A few notes on developing web apps specifically for phones and tablets. My goal is to create a toolkit that makes it easier to build a web application with a small UI that can scale from phones to tablets to desktop browsers, and gracefully handle orientation changes.
Some assumptions:
Layout will be different in landscape and portrait modes.
You might want to pack more stuff on tablet pages than phone pages, for example.
The dektop version could simulate a tablet or phone layout by placing the controls inside a pre-sized rectangle in landscape orientation, centering the rectangle on page.
Some issues:
Safari on iOS seems most reliable at handling orientation changes.
Firefox on Android has a different event/property for orientation changes than WebKit. It’s possible to hack support into your Web Edition app with some JavaScript when the first page opens in your session. There’s a feedback report on this issue:
<[https://xojo.com/issue/27846](https://xojo.com/issue/27846)>
WebSession.BrowserType and WebSession.PlatformType need constants for Windows Phone and Tablet. However, IE on these devices doesn’t seem to have orientation events/properties yet.
<[https://xojo.com/issue/27849](https://xojo.com/issue/27849)>
If you want sound, like for games, it’s easy to whip up a simple sound player. I added one to Studio Stable Web Essentials last week. However, the Chrome Android people think sound should only be played in response to a click. A click in a Web Edition app that talks to the server, and then your Xojo code sending back a command to play the sound doesn’t count. It’s easy enough to detect Chrome on Android and set some onclick events via JavaScript, but that doesn’t solve the issues of page startup sounds or sounds played in response to logic on the server side.
Knowing the orientation, and not just deducing it from the width/height, is important on Android because in both Chrome and Firefox, the page is resized when the onscreen keyboard is displayed. You can be holding the device in portrat mode (width < height), tap in an edit field, keyboard shows, then you get a resize that shows width > height even though you are still in portrait mode. If you’re wholesale rearranging controls from portrait to landscape, the edit field might jump elsewhere while you’re typing. So it’s imperative to know what the device thinks its orientation is.
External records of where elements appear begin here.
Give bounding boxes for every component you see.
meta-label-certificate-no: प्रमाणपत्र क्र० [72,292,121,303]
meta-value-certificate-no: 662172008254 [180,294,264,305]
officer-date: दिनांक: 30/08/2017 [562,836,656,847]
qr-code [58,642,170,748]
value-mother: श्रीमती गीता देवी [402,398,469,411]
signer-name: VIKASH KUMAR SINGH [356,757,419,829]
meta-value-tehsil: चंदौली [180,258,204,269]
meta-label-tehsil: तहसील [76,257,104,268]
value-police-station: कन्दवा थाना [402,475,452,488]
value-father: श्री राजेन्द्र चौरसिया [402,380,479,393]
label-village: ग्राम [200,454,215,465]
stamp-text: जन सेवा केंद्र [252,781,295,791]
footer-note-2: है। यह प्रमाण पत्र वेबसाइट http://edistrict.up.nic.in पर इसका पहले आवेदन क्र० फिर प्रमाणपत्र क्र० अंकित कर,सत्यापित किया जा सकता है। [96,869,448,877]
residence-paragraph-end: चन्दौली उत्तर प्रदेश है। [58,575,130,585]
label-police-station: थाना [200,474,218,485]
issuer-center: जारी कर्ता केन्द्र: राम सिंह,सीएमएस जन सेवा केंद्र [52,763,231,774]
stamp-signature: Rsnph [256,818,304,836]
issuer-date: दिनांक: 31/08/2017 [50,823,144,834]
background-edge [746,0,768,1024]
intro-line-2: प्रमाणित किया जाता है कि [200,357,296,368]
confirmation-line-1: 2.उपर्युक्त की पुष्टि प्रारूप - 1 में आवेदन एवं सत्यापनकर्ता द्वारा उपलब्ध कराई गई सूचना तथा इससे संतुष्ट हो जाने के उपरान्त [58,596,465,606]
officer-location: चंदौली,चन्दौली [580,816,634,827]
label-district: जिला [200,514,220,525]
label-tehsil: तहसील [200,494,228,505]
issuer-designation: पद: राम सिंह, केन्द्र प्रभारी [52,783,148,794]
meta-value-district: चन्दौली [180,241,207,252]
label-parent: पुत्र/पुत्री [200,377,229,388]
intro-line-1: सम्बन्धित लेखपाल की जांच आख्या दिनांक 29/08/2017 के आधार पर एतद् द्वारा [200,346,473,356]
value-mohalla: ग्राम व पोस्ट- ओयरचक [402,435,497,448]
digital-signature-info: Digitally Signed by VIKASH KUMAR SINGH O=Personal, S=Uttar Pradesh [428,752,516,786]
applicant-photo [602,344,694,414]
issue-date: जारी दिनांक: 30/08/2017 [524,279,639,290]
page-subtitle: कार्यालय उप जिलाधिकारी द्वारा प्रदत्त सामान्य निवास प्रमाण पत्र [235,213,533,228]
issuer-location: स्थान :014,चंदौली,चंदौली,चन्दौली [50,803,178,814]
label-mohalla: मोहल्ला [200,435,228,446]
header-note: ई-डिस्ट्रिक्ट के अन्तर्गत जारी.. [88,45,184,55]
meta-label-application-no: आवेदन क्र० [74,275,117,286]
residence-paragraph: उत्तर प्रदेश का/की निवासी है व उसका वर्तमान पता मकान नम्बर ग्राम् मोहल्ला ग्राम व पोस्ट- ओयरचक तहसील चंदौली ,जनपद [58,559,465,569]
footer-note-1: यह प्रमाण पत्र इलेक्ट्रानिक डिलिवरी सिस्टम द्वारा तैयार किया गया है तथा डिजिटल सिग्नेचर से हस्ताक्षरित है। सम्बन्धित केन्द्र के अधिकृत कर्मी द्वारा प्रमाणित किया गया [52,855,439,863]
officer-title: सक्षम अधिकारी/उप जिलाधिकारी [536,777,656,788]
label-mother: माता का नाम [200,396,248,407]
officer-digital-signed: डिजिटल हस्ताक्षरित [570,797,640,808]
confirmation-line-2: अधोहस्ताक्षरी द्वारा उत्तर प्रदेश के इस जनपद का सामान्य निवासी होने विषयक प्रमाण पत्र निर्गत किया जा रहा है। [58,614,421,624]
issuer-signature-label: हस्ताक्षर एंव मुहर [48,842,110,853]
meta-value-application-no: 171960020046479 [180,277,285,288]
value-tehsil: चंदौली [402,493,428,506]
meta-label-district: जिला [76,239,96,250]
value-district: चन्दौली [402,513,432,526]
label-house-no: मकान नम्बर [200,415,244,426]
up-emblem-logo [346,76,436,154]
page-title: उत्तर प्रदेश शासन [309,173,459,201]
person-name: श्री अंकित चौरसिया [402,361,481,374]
Chrome on Android (and Firefox w/a JavaScript hack) tries to send the resize event first, then the orientation changed event. But often enough, the server gets them out of order. Recall from last point, that you need to both the size and the orientation of the device to arrange controls correctly. Since the order that you get to handle these events is not guaranteed, I arrange controls in response to both events.
Occasionally, your requests to move controls get lost in a reply that the browser bails on or loses, typically leaving your controls laid out for the wrong orientation. You might think using a tap in the main window to arrange controls would help. It won’t, because on the server side, they positions and sizes are correct, as you set them. Not so on the client side.
As I understand it, the last two issues should go away when we get WebSockets, as a single bi-directional channel is kept alive and commands are necessarily serialized, so everything on both sides happens in order.
There are some great possibilities for apps in this space, targeted rather than just tolerant of mobile devices. Xojo is fairly serviceable for creating such apps that run well on what most people have. But there are definitely some issues to watch for.